Miguel Rondelli

Personal information
- Full name: Miguel Ángel Rondelli
- Date of birth: 24 January 1978 (age 48)
- Place of birth: Buenos Aires, Argentina

Team information
- Current team: Melgar (manager)

Youth career
- Years: Team
- Vélez Sarsfield
- All Boys
- Lamadrid

Managerial career
- 2010–2017: Vélez Sarsfield (youth)
- 2018–2021: Universidad Católica del Ecuador (youth)
- 2021: Universidad Católica del Ecuador (interim)
- 2022: Universidad Católica del Ecuador
- 2023: Emelec
- 2024–2026: Cusco
- 2026–: Melgar

= Miguel Rondelli =

Argentine football manager

Miguel Ángel Rondelli (born 24 January 1978) is an Argentine football manager, currently in charge of Peruvian club Melgar.

==Career==
Rondelli was born in Buenos Aires. After playing in the youth categories of Vélez Sarsfield, All Boys and Lamadrid, he retired at the age of just 16, and studied informatics before moving to coaching at the age of 25.

Rondelli subsequently worked in the youth sides of Vélez Sarsfield for twelve years, and moved abroad in 2018, joining Ecuadorian side Universidad Católica del Ecuador and being initially assigned as manager of the youth setup. In October 2021, he was named interim manager of the latter's main squad, along with Omar Andrade, after the departure of Santiago Escobar.

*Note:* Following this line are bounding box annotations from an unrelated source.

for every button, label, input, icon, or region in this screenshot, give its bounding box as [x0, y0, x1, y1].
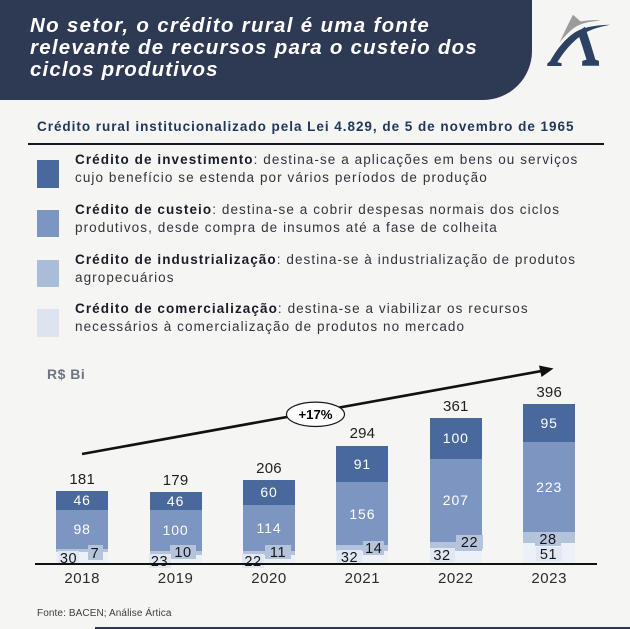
svg-text:+17%: +17% — [298, 407, 332, 422]
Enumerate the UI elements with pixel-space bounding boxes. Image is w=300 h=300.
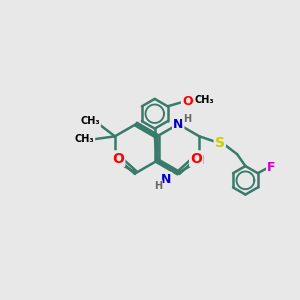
- Text: O: O: [182, 95, 193, 108]
- Text: O: O: [112, 152, 124, 166]
- Text: O: O: [182, 95, 193, 108]
- Text: O: O: [190, 152, 202, 166]
- Text: O: O: [112, 152, 124, 166]
- Text: O: O: [190, 152, 202, 166]
- Text: H: H: [154, 181, 162, 191]
- Text: N: N: [194, 154, 205, 167]
- Text: F: F: [267, 161, 276, 174]
- Text: S: S: [215, 136, 225, 150]
- Text: CH₃: CH₃: [195, 95, 214, 105]
- Text: S: S: [215, 136, 225, 150]
- Text: F: F: [267, 161, 276, 174]
- Text: CH₃: CH₃: [80, 116, 100, 127]
- Text: N: N: [161, 173, 171, 186]
- Text: CH₃: CH₃: [75, 134, 94, 144]
- Text: H: H: [183, 114, 191, 124]
- Text: N: N: [173, 118, 183, 130]
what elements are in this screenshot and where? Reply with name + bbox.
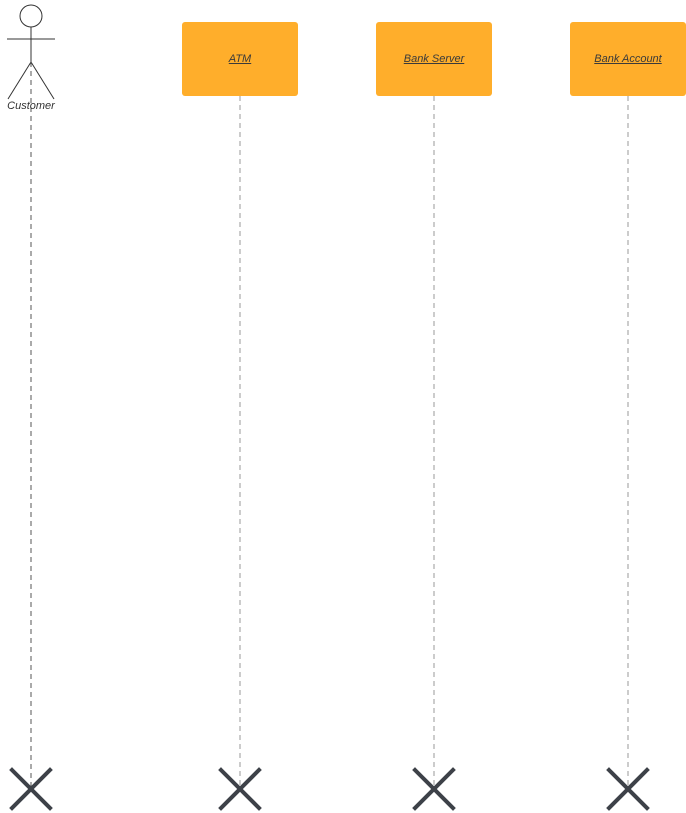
customer-actor-icon[interactable] [7,4,55,100]
atm-object-label: ATM [228,53,252,65]
bank-server-destroy-icon [412,767,456,811]
bank-account-object-box[interactable]: Bank Account [570,22,686,96]
atm-destroy-icon [218,767,262,811]
bank-server-object-box[interactable]: Bank Server [376,22,492,96]
actor-right-leg [30,61,55,100]
actor-head [19,4,43,28]
bank-account-destroy-icon [606,767,650,811]
customer-actor-label: Customer [7,100,55,112]
bank-account-object-label: Bank Account [594,53,662,65]
customer-destroy-icon [9,767,53,811]
atm-object-box[interactable]: ATM [182,22,298,96]
actor-left-leg [7,61,32,100]
bank-server-object-label: Bank Server [403,53,465,65]
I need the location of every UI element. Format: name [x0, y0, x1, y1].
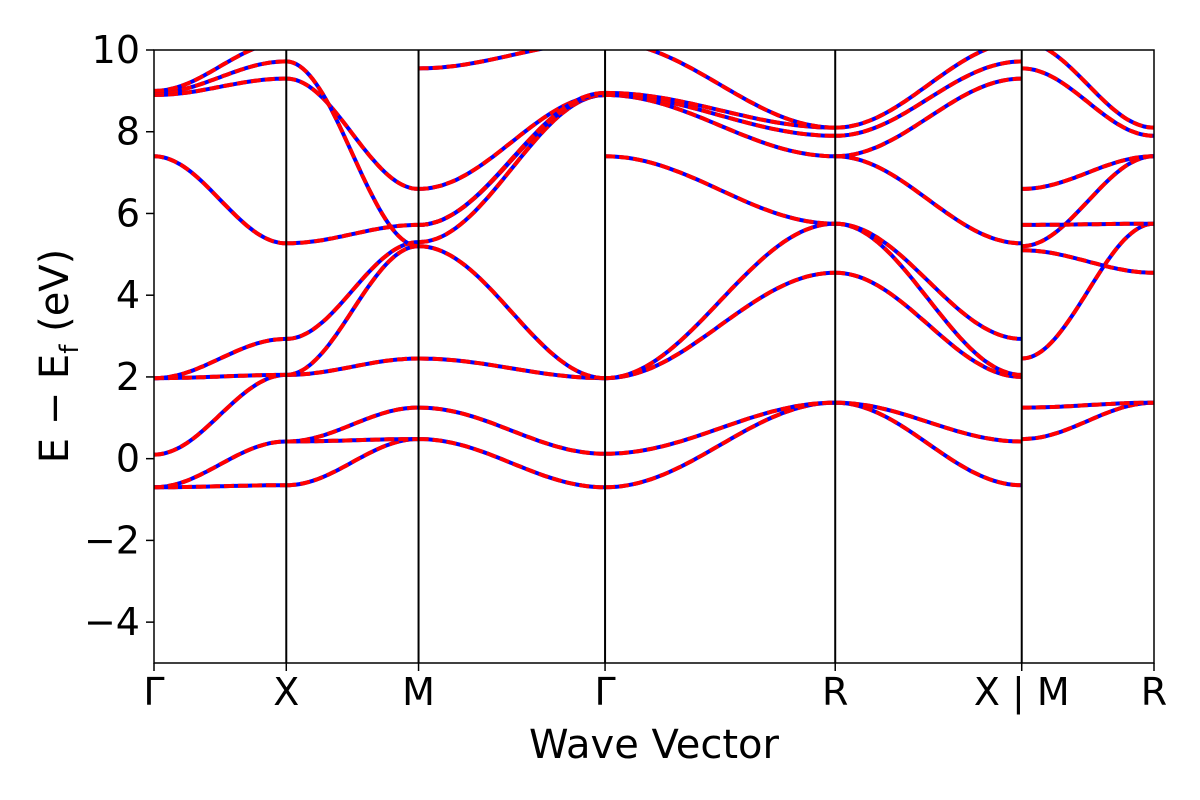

On 23 December 2021, Católica confirmed Rondelli as the first team manager for the 2022 season. He left the club on 17 November 2022, as his contract was due to expire.

On 29 November 2022, Rondelli replaced Ismael Rescalvo at the helm of Emelec, still in the Ecuadorian top tier. He left on a mutual agreement on 7 June of the following year, after the club finished 13th in the first stage of the 2023 Ecuadorian Serie A.

On 26 November 2023, Rondelli took over Cusco in the Peruvian Primera División. He qualified the club to two continental competitions in the following two seasons, before resigning on 28 March 2026.

Hours after resigning from Cusco, Melgar announced the signing of Rondelli as their manager.